Despite the presence of one of the last few decades' most popular contemporary works, there is no doubt that the main item on the menu, the one for which the majority of the audience had probably attended, was Qiksaaktuq, a collaborative work by Tanya Tagaq, Christine Duncan and Jean Martin with orchestration by Christopher Mayo.

Qiksaaktuq, we are told, is the Inuktitut for "grief" and the work is "dedicated to missing and murdered Aboriginal women and girls, and to those who grieve for them".

Linwood conducted the main orchestra, while Christine Duncan, by means (apparently) of some form of musical semaphore, directed the brass section, whose slow, swelling chords put me in mind somewhat of Gyorgy Ligeti's Adventures.

But, of course, the principal focus was on Tanya Tagaq herself; Duncan's programme note promised that Tagaq would "improvise a powerful lament for those women and girls who have been lost" which, while true enough, does not begin to describe her performance, which involved not simply her singing (throat and otherwise) but her entire body.

Indeed, Tagaq performed like a woman possessed and I have rarely, if ever, beheld the like. There was a profoundly primal strength to her performance, which was more akin to a Force of Nature than just about anything else in my musical experience.

Riveting and mesmerising.

The concert opened with Christos Hatzis' Thunder Drum, for orchestra and audio playback.

I confess I did not quite know what to make of the work: each of its three movements seemed rooted in the past — in the outer movements, we heard elegiac string music which could have been written a century or more ago, whereas the middle movement was distinctly jazzy, like a 1950s movie score, or perhaps Gunther Schuller's much-vaunted "third wave".

It was the electronic sounds of the "audio playback" which came closer to establishing the music's era, although even those could have come from a 1950s score by Stockhausen or Pierre Henry.

What made the work so definitely "post modern" was the juxtaposition of the conventional instruments sounds with the electronics.

Needless to say, Linwood directed a performance of what seemed fearsome accuracy and it is certainly music I would like to hear again.

Perhaps a second hearing would enable me to make my mind up.

Which just leaves Marcus Goddard's Regenerations, which opened the second half of the evening.

According to the composer, as the work progressed, it became "a reflection on the constant rebirth of innocence".
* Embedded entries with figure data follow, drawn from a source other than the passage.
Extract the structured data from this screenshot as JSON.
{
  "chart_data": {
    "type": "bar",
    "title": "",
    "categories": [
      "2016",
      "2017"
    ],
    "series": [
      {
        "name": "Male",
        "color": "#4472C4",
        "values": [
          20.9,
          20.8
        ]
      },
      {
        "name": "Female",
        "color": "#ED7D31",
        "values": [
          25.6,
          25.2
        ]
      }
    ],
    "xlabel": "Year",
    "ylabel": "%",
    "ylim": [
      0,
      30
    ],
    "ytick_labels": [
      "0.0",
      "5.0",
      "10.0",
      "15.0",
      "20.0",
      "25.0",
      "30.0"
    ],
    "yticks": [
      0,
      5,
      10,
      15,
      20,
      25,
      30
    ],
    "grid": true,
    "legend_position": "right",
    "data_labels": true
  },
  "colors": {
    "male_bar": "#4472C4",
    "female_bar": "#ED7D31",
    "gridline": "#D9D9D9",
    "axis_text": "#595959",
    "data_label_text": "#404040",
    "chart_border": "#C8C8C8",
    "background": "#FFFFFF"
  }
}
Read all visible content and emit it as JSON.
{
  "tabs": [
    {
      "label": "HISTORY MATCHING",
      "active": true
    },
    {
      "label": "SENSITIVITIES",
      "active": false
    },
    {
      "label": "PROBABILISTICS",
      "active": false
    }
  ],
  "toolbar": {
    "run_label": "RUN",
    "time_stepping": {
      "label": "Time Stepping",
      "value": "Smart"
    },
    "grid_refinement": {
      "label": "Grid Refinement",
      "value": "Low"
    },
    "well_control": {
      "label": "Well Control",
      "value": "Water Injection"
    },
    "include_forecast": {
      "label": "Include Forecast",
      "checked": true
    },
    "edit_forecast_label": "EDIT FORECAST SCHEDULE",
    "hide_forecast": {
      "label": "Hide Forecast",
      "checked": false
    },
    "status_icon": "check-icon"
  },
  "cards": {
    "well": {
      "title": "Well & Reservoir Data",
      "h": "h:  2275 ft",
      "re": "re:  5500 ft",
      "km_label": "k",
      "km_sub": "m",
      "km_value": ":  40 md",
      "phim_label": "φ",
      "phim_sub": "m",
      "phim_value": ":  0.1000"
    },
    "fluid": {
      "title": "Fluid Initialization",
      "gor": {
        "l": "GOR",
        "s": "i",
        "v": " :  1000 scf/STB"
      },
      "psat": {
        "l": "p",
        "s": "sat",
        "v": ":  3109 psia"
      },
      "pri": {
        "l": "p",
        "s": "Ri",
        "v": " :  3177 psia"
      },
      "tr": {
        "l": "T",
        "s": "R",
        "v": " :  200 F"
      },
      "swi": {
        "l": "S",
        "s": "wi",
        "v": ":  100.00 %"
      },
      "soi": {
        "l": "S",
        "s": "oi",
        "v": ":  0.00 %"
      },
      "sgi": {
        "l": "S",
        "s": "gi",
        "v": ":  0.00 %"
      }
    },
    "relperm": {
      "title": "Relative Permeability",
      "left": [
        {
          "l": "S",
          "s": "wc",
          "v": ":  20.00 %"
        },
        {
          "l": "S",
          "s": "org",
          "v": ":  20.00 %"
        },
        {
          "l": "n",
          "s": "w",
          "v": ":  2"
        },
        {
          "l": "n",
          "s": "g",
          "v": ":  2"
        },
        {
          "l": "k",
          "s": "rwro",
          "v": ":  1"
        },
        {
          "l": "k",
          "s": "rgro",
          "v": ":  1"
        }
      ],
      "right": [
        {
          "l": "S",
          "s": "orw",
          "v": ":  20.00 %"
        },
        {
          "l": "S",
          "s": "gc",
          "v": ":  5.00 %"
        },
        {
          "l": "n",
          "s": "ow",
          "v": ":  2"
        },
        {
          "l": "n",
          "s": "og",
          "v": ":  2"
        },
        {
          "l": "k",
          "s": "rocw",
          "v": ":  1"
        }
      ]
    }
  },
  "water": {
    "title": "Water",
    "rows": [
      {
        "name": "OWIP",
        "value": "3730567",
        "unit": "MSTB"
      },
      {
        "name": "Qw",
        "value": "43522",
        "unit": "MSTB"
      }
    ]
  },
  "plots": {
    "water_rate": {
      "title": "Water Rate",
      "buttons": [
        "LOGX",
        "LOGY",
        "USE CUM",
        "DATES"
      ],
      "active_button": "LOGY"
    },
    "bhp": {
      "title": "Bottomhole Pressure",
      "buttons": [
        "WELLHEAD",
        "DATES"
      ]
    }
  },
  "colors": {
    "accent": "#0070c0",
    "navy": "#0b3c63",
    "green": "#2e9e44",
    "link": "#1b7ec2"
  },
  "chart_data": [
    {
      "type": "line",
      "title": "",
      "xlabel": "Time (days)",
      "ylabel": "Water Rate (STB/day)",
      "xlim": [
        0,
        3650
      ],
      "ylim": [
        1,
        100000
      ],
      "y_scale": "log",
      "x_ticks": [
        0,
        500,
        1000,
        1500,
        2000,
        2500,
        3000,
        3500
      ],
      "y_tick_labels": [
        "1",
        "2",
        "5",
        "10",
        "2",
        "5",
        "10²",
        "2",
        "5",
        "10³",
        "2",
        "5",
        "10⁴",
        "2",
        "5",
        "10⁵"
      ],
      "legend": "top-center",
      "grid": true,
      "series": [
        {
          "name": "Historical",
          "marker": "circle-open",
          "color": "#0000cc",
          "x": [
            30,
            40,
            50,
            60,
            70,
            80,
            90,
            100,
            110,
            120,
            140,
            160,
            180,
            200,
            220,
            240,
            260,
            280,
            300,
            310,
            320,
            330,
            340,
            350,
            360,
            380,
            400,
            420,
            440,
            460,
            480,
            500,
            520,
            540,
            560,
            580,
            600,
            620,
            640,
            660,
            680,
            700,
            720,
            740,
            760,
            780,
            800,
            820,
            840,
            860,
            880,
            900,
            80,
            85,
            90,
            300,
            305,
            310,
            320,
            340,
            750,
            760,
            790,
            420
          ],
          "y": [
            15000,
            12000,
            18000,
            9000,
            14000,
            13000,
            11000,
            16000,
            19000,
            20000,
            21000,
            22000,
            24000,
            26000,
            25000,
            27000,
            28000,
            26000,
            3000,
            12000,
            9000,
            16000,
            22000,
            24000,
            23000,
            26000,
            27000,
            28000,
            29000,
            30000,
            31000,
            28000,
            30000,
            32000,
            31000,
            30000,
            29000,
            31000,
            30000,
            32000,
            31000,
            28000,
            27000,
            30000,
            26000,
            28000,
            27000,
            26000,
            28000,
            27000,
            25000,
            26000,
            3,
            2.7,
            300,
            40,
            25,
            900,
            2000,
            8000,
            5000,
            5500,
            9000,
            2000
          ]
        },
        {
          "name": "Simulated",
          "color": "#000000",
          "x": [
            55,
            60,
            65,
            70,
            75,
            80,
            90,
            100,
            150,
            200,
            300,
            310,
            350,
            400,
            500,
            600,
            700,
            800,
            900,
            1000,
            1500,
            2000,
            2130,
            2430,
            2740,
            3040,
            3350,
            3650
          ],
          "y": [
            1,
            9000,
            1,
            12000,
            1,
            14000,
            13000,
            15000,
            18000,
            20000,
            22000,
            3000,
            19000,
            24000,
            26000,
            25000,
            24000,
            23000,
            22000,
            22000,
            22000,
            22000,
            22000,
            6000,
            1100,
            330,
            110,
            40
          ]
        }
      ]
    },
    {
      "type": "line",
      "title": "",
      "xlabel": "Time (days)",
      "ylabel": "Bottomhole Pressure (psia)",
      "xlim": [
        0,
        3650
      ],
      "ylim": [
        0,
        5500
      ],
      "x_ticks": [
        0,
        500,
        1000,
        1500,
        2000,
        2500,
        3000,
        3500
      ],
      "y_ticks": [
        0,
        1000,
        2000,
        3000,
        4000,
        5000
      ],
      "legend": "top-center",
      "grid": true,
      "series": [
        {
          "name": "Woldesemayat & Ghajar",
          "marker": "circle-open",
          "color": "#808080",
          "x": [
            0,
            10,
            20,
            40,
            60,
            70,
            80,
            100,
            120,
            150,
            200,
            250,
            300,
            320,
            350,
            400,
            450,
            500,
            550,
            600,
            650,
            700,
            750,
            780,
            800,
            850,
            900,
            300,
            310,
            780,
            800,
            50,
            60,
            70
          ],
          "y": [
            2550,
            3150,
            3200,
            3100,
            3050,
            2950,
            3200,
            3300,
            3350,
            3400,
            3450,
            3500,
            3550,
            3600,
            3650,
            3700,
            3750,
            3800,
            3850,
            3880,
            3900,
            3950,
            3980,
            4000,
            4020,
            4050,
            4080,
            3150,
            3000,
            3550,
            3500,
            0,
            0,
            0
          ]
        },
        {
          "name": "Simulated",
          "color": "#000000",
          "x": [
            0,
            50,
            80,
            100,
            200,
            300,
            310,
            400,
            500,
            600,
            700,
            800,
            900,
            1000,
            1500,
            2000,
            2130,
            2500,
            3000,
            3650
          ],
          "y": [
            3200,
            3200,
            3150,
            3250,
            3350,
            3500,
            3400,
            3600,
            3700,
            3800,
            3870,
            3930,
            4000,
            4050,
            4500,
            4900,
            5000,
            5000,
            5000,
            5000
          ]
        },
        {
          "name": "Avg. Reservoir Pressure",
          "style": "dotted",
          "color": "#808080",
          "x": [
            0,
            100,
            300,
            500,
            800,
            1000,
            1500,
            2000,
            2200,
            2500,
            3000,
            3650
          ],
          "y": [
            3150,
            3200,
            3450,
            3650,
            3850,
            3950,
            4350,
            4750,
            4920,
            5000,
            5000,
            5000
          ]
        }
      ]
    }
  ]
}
The music itself moved slowly, informed with what struck me as more the spectral sounds of decay rather than rebirth, but what do I know?

Twice the music built to huge climaxes, masterfully handled by Linwood. The final coda is ushered in by "wild cries" from the bass clarinet and Linwood quite rightly had Jennifer Christensen, who produced said wild cries, stand at the end.

To say that I enjoyed every piece equally would be overstating the case. But to call the evening "interesting" would be a serious understatement.

Let us, instead, settle for "fascinating" and at times deeply rewarding.